Can I get a car loan with bad credit?
Yes, you can get a car loan with bad credit. However, you often won’t qualify for a standard vehicle finance, and will need to apply for a specific loan product called a Bad Credit Car Loan - these will often have higher rates and you will generally be required to provide extensive supporting documentation to prove your ability to meet repayments.
How quickly can I get approval for a car loan?
Approval time will vary from lender to lender, though can be anywhere from a few hours to a few days. You’ll get the fastest approval time if you have a clean credit history, are in stable employment, are wishing to finance a brand-new vehicle and are willing to provide a deposit.

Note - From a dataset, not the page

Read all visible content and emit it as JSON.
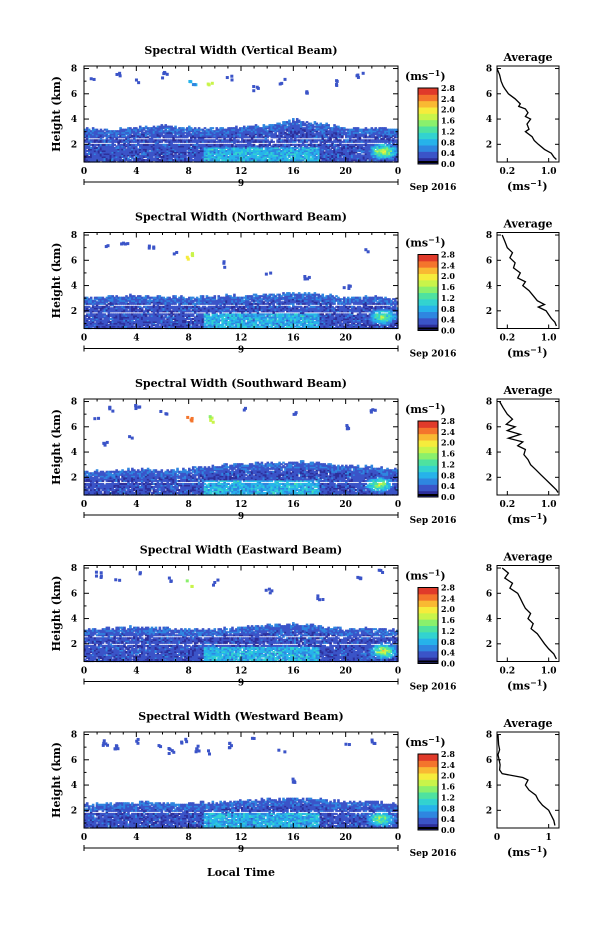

How do I get pre-approval on a car loan?
Pre-approval is a great way to assess your borrowing eligibility and ability to repay your loan amount before selecting a vehicle. Most lenders will offer pre-approval on a car loan in Australia.
Can I buy a car through private sale?
Yes, you can purchase a vehicle through private sale in Australia. You will be responsible for ensuring the vehicle meets all legal requirements for finance, and it’s crucial you understand the process of purchasing a private sale vehicle when conducting pre-purchase checks.

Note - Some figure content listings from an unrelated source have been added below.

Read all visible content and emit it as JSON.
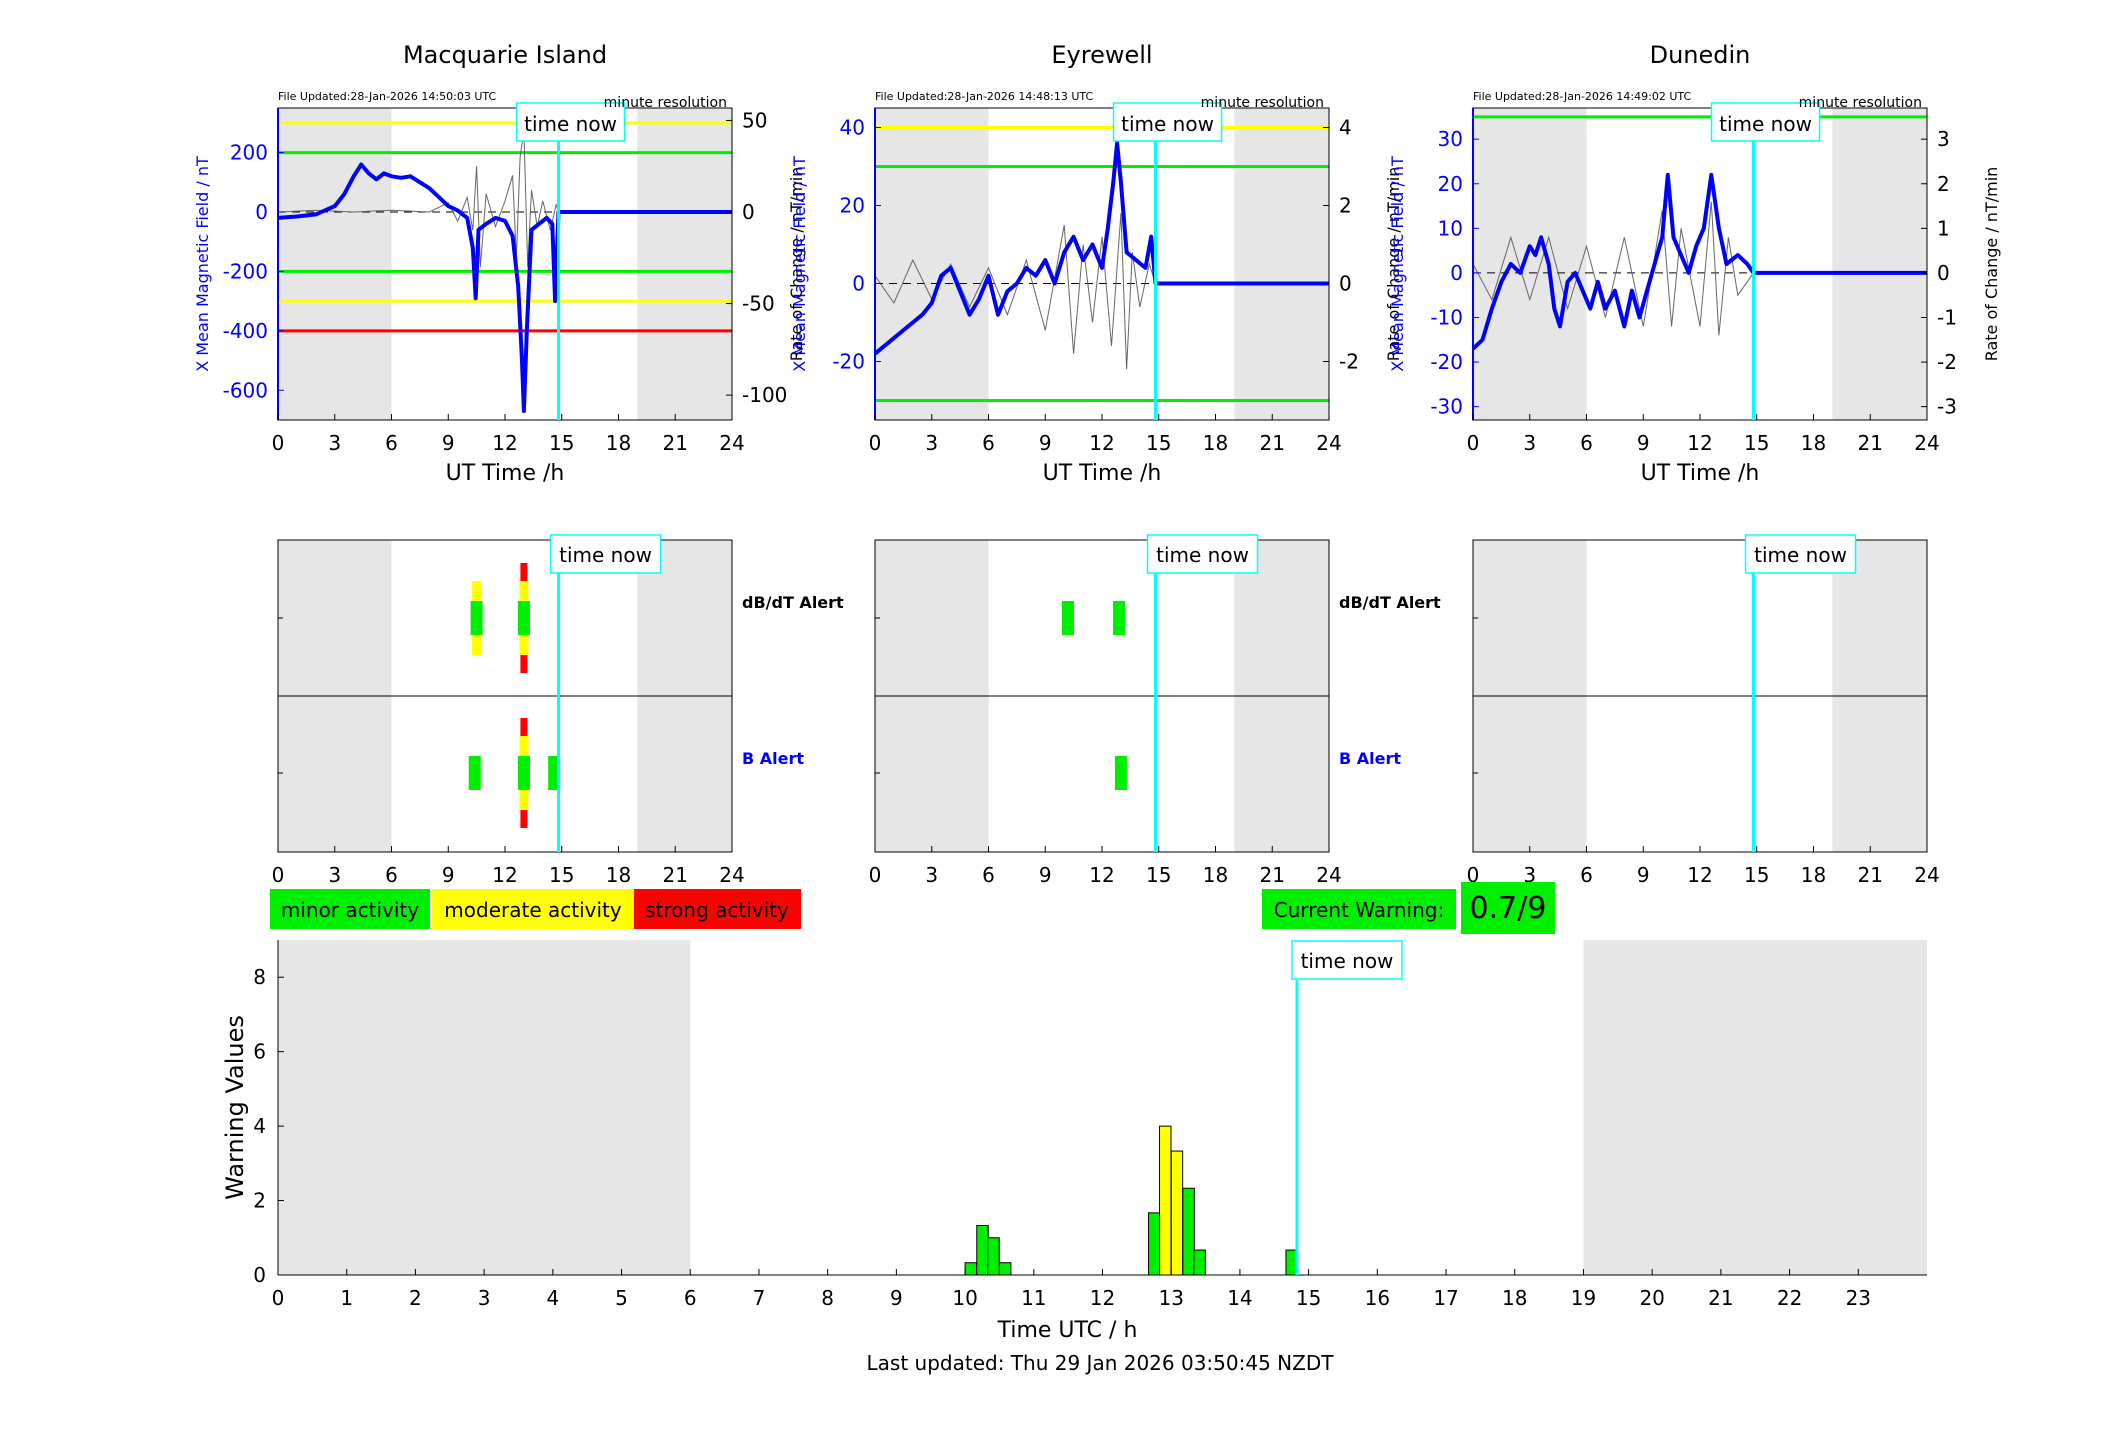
{
  "stations": [
    {
      "title": "Macquarie Island",
      "file_updated": "File Updated:28-Jan-2026 14:50:03 UTC",
      "resolution": "minute resolution",
      "time_now_label": "time now",
      "ylabel_left": "X Mean Magnetic Field / nT",
      "ylabel_right": "Rate of Change / nT/min",
      "xlabel": "UT Time /h",
      "left_ylim": [
        -700,
        350
      ],
      "left_ticks": [
        -600,
        -400,
        -200,
        0,
        200
      ],
      "right_ylim": [
        -113.6,
        56.8
      ],
      "right_ticks": [
        -100,
        -50,
        0,
        50
      ],
      "x_ticks": [
        0,
        3,
        6,
        9,
        12,
        15,
        18,
        21,
        24
      ],
      "night_shade": [
        [
          0,
          6
        ],
        [
          19,
          24
        ]
      ],
      "time_now": 14.83,
      "threshold_lines": [
        {
          "value": 300,
          "color": "#ffff00"
        },
        {
          "value": 200,
          "color": "#00ee00"
        },
        {
          "value": -200,
          "color": "#00ee00"
        },
        {
          "value": -300,
          "color": "#ffff00"
        },
        {
          "value": -400,
          "color": "#ff0000"
        }
      ],
      "mean_field_series": [
        [
          0,
          -20
        ],
        [
          1,
          -15
        ],
        [
          2,
          -8
        ],
        [
          3,
          20
        ],
        [
          3.5,
          60
        ],
        [
          4,
          120
        ],
        [
          4.4,
          160
        ],
        [
          4.8,
          130
        ],
        [
          5.2,
          110
        ],
        [
          5.6,
          130
        ],
        [
          6,
          120
        ],
        [
          6.5,
          115
        ],
        [
          7,
          120
        ],
        [
          7.5,
          100
        ],
        [
          8,
          80
        ],
        [
          8.5,
          50
        ],
        [
          9,
          20
        ],
        [
          9.5,
          5
        ],
        [
          10,
          -20
        ],
        [
          10.3,
          -120
        ],
        [
          10.45,
          -290
        ],
        [
          10.6,
          -60
        ],
        [
          11,
          -40
        ],
        [
          11.5,
          -20
        ],
        [
          12,
          -30
        ],
        [
          12.4,
          -80
        ],
        [
          12.7,
          -250
        ],
        [
          12.9,
          -500
        ],
        [
          13.0,
          -670
        ],
        [
          13.15,
          -400
        ],
        [
          13.4,
          -60
        ],
        [
          13.8,
          -40
        ],
        [
          14.2,
          -20
        ],
        [
          14.5,
          -40
        ],
        [
          14.65,
          -300
        ],
        [
          14.83,
          0
        ],
        [
          24,
          0
        ]
      ],
      "rate_series": [
        [
          0,
          0
        ],
        [
          2,
          1
        ],
        [
          4,
          0
        ],
        [
          6,
          1
        ],
        [
          8,
          0
        ],
        [
          9,
          5
        ],
        [
          9.5,
          -5
        ],
        [
          10,
          8
        ],
        [
          10.3,
          -10
        ],
        [
          10.5,
          25
        ],
        [
          10.7,
          -30
        ],
        [
          11,
          10
        ],
        [
          11.5,
          -8
        ],
        [
          12,
          6
        ],
        [
          12.4,
          20
        ],
        [
          12.6,
          -25
        ],
        [
          12.8,
          30
        ],
        [
          13,
          45
        ],
        [
          13.2,
          -30
        ],
        [
          13.4,
          12
        ],
        [
          13.7,
          -8
        ],
        [
          14,
          6
        ],
        [
          14.4,
          -10
        ],
        [
          14.7,
          4
        ],
        [
          14.83,
          0
        ]
      ]
    },
    {
      "title": "Eyrewell",
      "file_updated": "File Updated:28-Jan-2026 14:48:13 UTC",
      "resolution": "minute resolution",
      "time_now_label": "time now",
      "ylabel_left": "X Mean Magnetic Field / nT",
      "ylabel_right": "Rate of Change / nT/min",
      "xlabel": "UT Time /h",
      "left_ylim": [
        -35,
        45
      ],
      "left_ticks": [
        -20,
        0,
        20,
        40
      ],
      "right_ylim": [
        -3.5,
        4.5
      ],
      "right_ticks": [
        -2,
        0,
        2,
        4
      ],
      "x_ticks": [
        0,
        3,
        6,
        9,
        12,
        15,
        18,
        21,
        24
      ],
      "night_shade": [
        [
          0,
          6
        ],
        [
          19,
          24
        ]
      ],
      "time_now": 14.83,
      "threshold_lines": [
        {
          "value": 40,
          "color": "#ffff00"
        },
        {
          "value": 30,
          "color": "#00ee00"
        },
        {
          "value": -30,
          "color": "#00ee00"
        }
      ],
      "mean_field_series": [
        [
          0,
          -18
        ],
        [
          1,
          -14
        ],
        [
          2,
          -10
        ],
        [
          2.5,
          -8
        ],
        [
          3,
          -5
        ],
        [
          3.5,
          2
        ],
        [
          4,
          4
        ],
        [
          4.5,
          -2
        ],
        [
          5,
          -8
        ],
        [
          5.5,
          -4
        ],
        [
          6,
          2
        ],
        [
          6.5,
          -8
        ],
        [
          7,
          -2
        ],
        [
          7.5,
          0
        ],
        [
          8,
          4
        ],
        [
          8.5,
          2
        ],
        [
          9,
          6
        ],
        [
          9.5,
          0
        ],
        [
          10,
          8
        ],
        [
          10.5,
          12
        ],
        [
          11,
          6
        ],
        [
          11.5,
          10
        ],
        [
          12,
          4
        ],
        [
          12.3,
          14
        ],
        [
          12.6,
          26
        ],
        [
          12.8,
          36
        ],
        [
          13,
          26
        ],
        [
          13.3,
          8
        ],
        [
          13.8,
          6
        ],
        [
          14.3,
          4
        ],
        [
          14.6,
          12
        ],
        [
          14.83,
          0
        ],
        [
          24,
          0
        ]
      ],
      "rate_series": [
        [
          0,
          0.2
        ],
        [
          1,
          -0.5
        ],
        [
          2,
          0.6
        ],
        [
          3,
          -0.4
        ],
        [
          4,
          0.5
        ],
        [
          5,
          -0.6
        ],
        [
          6,
          0.4
        ],
        [
          7,
          -0.8
        ],
        [
          8,
          0.6
        ],
        [
          9,
          -1.2
        ],
        [
          10,
          1.5
        ],
        [
          10.5,
          -1.8
        ],
        [
          11,
          1
        ],
        [
          11.5,
          -1
        ],
        [
          12,
          1.2
        ],
        [
          12.5,
          -1.6
        ],
        [
          13,
          1.8
        ],
        [
          13.3,
          -2.2
        ],
        [
          13.6,
          0.8
        ],
        [
          14,
          -0.6
        ],
        [
          14.5,
          0.5
        ],
        [
          14.83,
          0
        ]
      ]
    },
    {
      "title": "Dunedin",
      "file_updated": "File Updated:28-Jan-2026 14:49:02 UTC",
      "resolution": "minute resolution",
      "time_now_label": "time now",
      "ylabel_left": "X Mean Magnetic Field / nT",
      "ylabel_right": "Rate of Change / nT/min",
      "xlabel": "UT Time /h",
      "left_ylim": [
        -33,
        37
      ],
      "left_ticks": [
        -30,
        -20,
        -10,
        0,
        10,
        20,
        30
      ],
      "right_ylim": [
        -3.3,
        3.7
      ],
      "right_ticks": [
        -3,
        -2,
        -1,
        0,
        1,
        2,
        3
      ],
      "x_ticks": [
        0,
        3,
        6,
        9,
        12,
        15,
        18,
        21,
        24
      ],
      "night_shade": [
        [
          0,
          6
        ],
        [
          19,
          24
        ]
      ],
      "time_now": 14.83,
      "threshold_lines": [
        {
          "value": 35,
          "color": "#00ee00"
        }
      ],
      "mean_field_series": [
        [
          0,
          -17
        ],
        [
          0.5,
          -15
        ],
        [
          1,
          -8
        ],
        [
          1.5,
          -2
        ],
        [
          2,
          2
        ],
        [
          2.5,
          0
        ],
        [
          3,
          6
        ],
        [
          3.3,
          4
        ],
        [
          3.6,
          8
        ],
        [
          4,
          2
        ],
        [
          4.3,
          -8
        ],
        [
          4.6,
          -12
        ],
        [
          5,
          -2
        ],
        [
          5.4,
          0
        ],
        [
          5.8,
          -4
        ],
        [
          6.2,
          -8
        ],
        [
          6.6,
          -2
        ],
        [
          7,
          -8
        ],
        [
          7.5,
          -4
        ],
        [
          8,
          -12
        ],
        [
          8.4,
          -4
        ],
        [
          8.8,
          -10
        ],
        [
          9.2,
          -4
        ],
        [
          9.6,
          2
        ],
        [
          10,
          8
        ],
        [
          10.3,
          22
        ],
        [
          10.6,
          8
        ],
        [
          11,
          4
        ],
        [
          11.4,
          0
        ],
        [
          11.8,
          6
        ],
        [
          12.2,
          10
        ],
        [
          12.6,
          22
        ],
        [
          13,
          10
        ],
        [
          13.4,
          2
        ],
        [
          14,
          4
        ],
        [
          14.5,
          2
        ],
        [
          14.83,
          0
        ],
        [
          24,
          0
        ]
      ],
      "rate_series": [
        [
          0,
          0.2
        ],
        [
          1,
          -0.6
        ],
        [
          2,
          0.8
        ],
        [
          3,
          -0.6
        ],
        [
          4,
          0.8
        ],
        [
          5,
          -0.8
        ],
        [
          6,
          0.6
        ],
        [
          7,
          -1
        ],
        [
          8,
          0.8
        ],
        [
          9,
          -1.2
        ],
        [
          10,
          1.4
        ],
        [
          10.5,
          -1.2
        ],
        [
          11,
          1
        ],
        [
          12,
          -1.2
        ],
        [
          12.6,
          1.6
        ],
        [
          13,
          -1.4
        ],
        [
          13.5,
          0.8
        ],
        [
          14,
          -0.5
        ],
        [
          14.83,
          0
        ]
      ]
    }
  ],
  "alert_panels": [
    {
      "station": "Macquarie Island",
      "time_now_label": "time now",
      "dbdt_label": "dB/dT Alert",
      "b_label": "B Alert",
      "dbdt_blocks": [
        {
          "t": 10.5,
          "level": "moderate"
        },
        {
          "t": 10.5,
          "level": "minor"
        },
        {
          "t": 13.0,
          "level": "strong"
        },
        {
          "t": 13.0,
          "level": "moderate"
        },
        {
          "t": 13.0,
          "level": "minor"
        }
      ],
      "b_blocks": [
        {
          "t": 10.4,
          "level": "minor"
        },
        {
          "t": 13.0,
          "level": "strong"
        },
        {
          "t": 13.0,
          "level": "moderate"
        },
        {
          "t": 13.0,
          "level": "minor"
        },
        {
          "t": 14.6,
          "level": "minor"
        }
      ]
    },
    {
      "station": "Eyrewell",
      "time_now_label": "time now",
      "dbdt_label": "dB/dT Alert",
      "b_label": "B Alert",
      "dbdt_blocks": [
        {
          "t": 10.2,
          "level": "minor"
        },
        {
          "t": 12.9,
          "level": "minor"
        }
      ],
      "b_blocks": [
        {
          "t": 13.0,
          "level": "minor"
        }
      ]
    },
    {
      "station": "Dunedin",
      "time_now_label": "time now",
      "dbdt_label": "",
      "b_label": "",
      "dbdt_blocks": [],
      "b_blocks": []
    }
  ],
  "legend": {
    "minor": "minor activity",
    "moderate": "moderate activity",
    "strong": "strong activity"
  },
  "current_warning": {
    "label": "Current Warning:",
    "value": "0.7/9"
  },
  "warning_chart": {
    "ylabel": "Warning Values",
    "xlabel": "Time UTC / h",
    "time_now_label": "time now",
    "time_now": 14.83,
    "ylim": [
      0,
      9
    ],
    "yticks": [
      0,
      2,
      4,
      6,
      8
    ],
    "xlim": [
      0,
      24
    ],
    "xticks": [
      0,
      1,
      2,
      3,
      4,
      5,
      6,
      7,
      8,
      9,
      10,
      11,
      12,
      13,
      14,
      15,
      16,
      17,
      18,
      19,
      20,
      21,
      22,
      23
    ],
    "night_shade": [
      [
        0,
        6
      ],
      [
        19,
        24
      ]
    ],
    "bars": [
      {
        "t": 10.0,
        "value": 0.33,
        "level": "minor"
      },
      {
        "t": 10.17,
        "value": 1.33,
        "level": "minor"
      },
      {
        "t": 10.33,
        "value": 1.0,
        "level": "minor"
      },
      {
        "t": 10.5,
        "value": 0.33,
        "level": "minor"
      },
      {
        "t": 12.67,
        "value": 1.67,
        "level": "minor"
      },
      {
        "t": 12.83,
        "value": 4.0,
        "level": "moderate"
      },
      {
        "t": 13.0,
        "value": 3.33,
        "level": "moderate"
      },
      {
        "t": 13.17,
        "value": 2.33,
        "level": "minor"
      },
      {
        "t": 13.33,
        "value": 0.67,
        "level": "minor"
      },
      {
        "t": 14.67,
        "value": 0.67,
        "level": "minor"
      }
    ]
  },
  "last_updated": "Last updated: Thu 29 Jan 2026 03:50:45 NZDT",
  "colors": {
    "minor": "#00ee00",
    "moderate": "#ffff00",
    "strong": "#ff0000",
    "mean_field": "#0000ff",
    "time_now": "#00ffff",
    "night_shade": "#e6e6e6"
  }
}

Will my loan amount include insurance and on-road costs?
If you finance a vehicle through a broker or dealership, you may be able to include on-road costs and insurance in your car loan agreement. However, as a car loan is secured only by the vehicle itself, any additional finance beyond the purchase price may incur monthly fees on the loan.
Which vehicles can I finance with a car loan?
You can finance a large number of vehicles using a car loan, however the vehicle will generally need to be less than 12 years old at the end of the loan term to qualify. If you aren’t able to finance your vehicle of choice through standard car finance, you may wish to consider other forms of vehicle finance.
Do I need a deposit for a car loan?
You often won’t need to provide a deposit for a car loan, though doing so will often get you faster approval or a better rate on your loan. Most lenders will allow you to borrow the entire purchase price of your car as long as you have a good credit rating and can demonstrate financial stability to comfortably meet your repayment obligations.
Can I make extra repayments on a car loan?
Most lenders will allow you to repay your car loan early, however some loans will come with early repayment fees. Depending on how much you repay and how soon into your loan term you may extra repayment, these early repayment fees are often lower than the interest you would save over the full loan term.
Can I buy a car on Gumtree using car finance?
Yes, you can get a car loan for a private sale advertised on Gumtree or any other online marketplace. The minimum purchase price needs to be $5,000 for a secured car loan.
Will applying for a car loan affect my credit rating?
Any finance application you make will be listed on your credit report - this is why it’s important to evaluate your financial situation and qualifying eligibility before applying for a car loan. If you choose to work with a vehicle finance broker, they will often provide a No Credit Check Assessment to indicate your eligibility before applying.
What is vehicle depreciation?
Vehicle depreciation is the value lost on a vehicle as soon as it is driven away. As a car loan is a type of secured personal loan, there will often be a minimum amount you can borrow, which ensures the vehicle you purchase is of adequate value to act as sufficient collateral in the event of any depreciation.